5) Balance your work loads.

It's a good idea to balance digital production courses with others that are less labor-intensive. Similarly, balance writing-intensive courses with others that require less writing. You also have course credits that allow you to explore. Try a course you might have never thought of before or consider a course that addresses wellness of mind and body. Balance is key.
 

6) "Work backwards" on your resume and career. 
Some students believe resume development starts when they enter the job market. By that time, they might realize they're missing particular skills or experiences they could have gotten, with a little foresight. Learn about
careers of interest early. Then, continually imagine and re-imagine the ideal resume for advertising, public relations, or related fields. Then, plan to take the courses, internships, and other experiences you need to fill in your resume with those qualifications.

7) Join clubs and organizations.
Student clubs and professional organizations can help you meet new friends and jump-start your career. There are many ADPR-related organizations on campus. Find out what these and other clubs have to offer.

8) Plan for at least two internships during your academic career (recommended).
These internship experiences will help you network and acquire valuable experience to develop your path beyond graduation. You can take internships for credit or non-credit. In the Communication Department, juniors and seniors with a 3.0 GPA or higher are eligible for Communication credit for internships.
 

9) Back up all your work to the cloud.
This is one of the most important pieces of advice we can give new students.
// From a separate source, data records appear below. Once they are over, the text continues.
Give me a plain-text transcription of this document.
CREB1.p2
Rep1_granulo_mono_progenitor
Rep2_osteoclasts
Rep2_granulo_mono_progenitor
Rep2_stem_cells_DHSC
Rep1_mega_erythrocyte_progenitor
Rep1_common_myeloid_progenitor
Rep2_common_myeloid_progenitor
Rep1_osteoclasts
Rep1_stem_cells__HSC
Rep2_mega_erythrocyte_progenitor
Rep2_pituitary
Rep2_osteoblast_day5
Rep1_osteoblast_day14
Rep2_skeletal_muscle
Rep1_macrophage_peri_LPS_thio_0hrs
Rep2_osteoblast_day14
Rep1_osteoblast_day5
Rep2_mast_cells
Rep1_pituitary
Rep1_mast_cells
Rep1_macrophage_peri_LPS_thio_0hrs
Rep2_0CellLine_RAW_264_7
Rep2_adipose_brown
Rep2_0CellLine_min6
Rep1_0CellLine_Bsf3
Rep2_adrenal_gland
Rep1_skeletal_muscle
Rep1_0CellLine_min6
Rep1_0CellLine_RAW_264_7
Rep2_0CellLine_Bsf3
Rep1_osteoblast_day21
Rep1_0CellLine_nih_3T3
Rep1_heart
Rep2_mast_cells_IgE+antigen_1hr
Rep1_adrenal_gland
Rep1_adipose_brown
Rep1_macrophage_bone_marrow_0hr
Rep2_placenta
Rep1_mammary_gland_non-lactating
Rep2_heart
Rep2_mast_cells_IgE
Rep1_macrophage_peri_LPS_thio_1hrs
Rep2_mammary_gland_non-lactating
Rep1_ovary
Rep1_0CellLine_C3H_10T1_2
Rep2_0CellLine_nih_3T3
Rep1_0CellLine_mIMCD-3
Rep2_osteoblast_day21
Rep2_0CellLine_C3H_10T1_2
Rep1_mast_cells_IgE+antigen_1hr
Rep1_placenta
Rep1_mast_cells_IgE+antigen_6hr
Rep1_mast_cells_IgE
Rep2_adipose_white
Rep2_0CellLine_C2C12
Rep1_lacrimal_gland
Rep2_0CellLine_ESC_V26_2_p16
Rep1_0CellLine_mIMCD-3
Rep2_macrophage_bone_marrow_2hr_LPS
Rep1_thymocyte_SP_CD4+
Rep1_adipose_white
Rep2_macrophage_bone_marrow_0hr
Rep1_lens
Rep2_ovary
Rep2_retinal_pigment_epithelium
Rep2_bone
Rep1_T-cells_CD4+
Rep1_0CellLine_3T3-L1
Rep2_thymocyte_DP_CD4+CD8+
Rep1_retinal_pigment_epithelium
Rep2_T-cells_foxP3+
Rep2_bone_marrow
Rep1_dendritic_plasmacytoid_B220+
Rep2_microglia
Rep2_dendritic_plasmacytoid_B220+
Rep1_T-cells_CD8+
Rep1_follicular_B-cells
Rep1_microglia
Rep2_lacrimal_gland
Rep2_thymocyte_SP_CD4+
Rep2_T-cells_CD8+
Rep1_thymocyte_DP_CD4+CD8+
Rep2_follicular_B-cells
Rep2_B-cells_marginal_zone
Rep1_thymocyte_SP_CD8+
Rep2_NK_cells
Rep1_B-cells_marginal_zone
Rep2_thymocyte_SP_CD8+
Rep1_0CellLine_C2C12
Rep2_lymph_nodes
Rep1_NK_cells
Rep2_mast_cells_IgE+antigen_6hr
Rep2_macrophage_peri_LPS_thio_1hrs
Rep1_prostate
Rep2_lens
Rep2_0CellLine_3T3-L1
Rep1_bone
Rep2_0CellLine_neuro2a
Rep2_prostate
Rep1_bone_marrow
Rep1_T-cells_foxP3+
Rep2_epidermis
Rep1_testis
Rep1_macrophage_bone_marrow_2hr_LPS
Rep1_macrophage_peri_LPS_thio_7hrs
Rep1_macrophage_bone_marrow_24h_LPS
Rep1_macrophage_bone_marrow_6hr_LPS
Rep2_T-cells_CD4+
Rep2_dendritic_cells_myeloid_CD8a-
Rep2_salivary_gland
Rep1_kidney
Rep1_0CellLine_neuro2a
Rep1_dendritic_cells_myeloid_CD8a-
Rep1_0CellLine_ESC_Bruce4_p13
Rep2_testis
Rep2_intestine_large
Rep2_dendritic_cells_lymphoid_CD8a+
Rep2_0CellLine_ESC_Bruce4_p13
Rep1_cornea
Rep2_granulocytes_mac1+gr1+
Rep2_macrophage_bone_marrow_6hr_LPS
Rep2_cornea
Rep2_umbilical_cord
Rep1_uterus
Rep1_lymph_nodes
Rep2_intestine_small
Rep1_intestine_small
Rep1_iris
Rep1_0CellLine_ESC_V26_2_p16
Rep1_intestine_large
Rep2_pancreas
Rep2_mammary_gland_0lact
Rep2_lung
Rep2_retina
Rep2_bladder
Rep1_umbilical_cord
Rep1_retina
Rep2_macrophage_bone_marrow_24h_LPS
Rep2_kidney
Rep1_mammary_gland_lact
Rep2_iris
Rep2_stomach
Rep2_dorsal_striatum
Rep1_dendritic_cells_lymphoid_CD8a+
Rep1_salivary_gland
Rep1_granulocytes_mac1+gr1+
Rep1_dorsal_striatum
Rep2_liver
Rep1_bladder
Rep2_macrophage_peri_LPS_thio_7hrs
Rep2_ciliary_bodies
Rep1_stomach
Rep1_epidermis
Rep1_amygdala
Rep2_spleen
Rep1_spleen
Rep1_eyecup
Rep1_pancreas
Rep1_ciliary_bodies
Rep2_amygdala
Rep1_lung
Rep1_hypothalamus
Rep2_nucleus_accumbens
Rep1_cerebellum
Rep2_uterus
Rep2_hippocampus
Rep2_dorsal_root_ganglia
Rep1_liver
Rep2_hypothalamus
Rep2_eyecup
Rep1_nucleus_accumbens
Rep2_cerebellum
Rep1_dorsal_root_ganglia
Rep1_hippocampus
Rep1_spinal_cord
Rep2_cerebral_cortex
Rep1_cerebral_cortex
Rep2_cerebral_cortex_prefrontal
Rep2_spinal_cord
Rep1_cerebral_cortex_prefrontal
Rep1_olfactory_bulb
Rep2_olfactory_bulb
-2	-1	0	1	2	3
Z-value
Whether you're using OneDrive, Google Drive or Dropbox (or all three), all of your work should be on a hard drive and backed up to the cloud (both) at all times. That way, when your computer dies (and they ALL do at some point), your work will still be in the cloud, ready to download onto your next computer. You will also be able to access all your work at any time from any computer or mobile device. 

 

Don't wait until "later" to back up work after you've created it. Instead, keep all your digital files in a folder that continually backs up to the cloud, even while you're working on it. To do this, you can get the folder icon on your desktop for whatever cloud server you're using, and keep all your files inside that folder icon. For example, Google the term "Google Drive Desktop Icon" to see how you can download it to sit on your desk like a master folder. If you're not sure which cloud server to use, you can start with the one that offers you the most free space. If you have MS Office, OneDrive is a service that's bundled with it, for example.

10) Save many versions of your work as you go. 
(e.g., logo.ai, logo2.ai, logo3.ai). You will probably have 10 or more versions of each project as you go so that you can go back to a version if you need to. This is an important professional practice to learn early, before you get on the job.


11) Organize your files in a logical way so you can find them for your portfolio development.
This is another professional practice to start right away. You might have a folder for each class, but it's also a good idea to start a "Portfolio" folder that collects work by type (Photoshop projects, News Releases, Video projects, Page Layout projects, etc.). This way, you won't have to dig around in class folders to find your work. 

 

12) You're always networking. Remember that your classmates, professors, guest speakers, etc., are your future network. The person sitting next to you in class today could easily be in a position to hire you soon, so make a good impression. Your reputation in the business has already begun!

You're on your way! If you need help, reach out to an advisor or the Advising Office. If you're unable to find a solution there, consult with your program director or chair. Best of luck! We're here for you.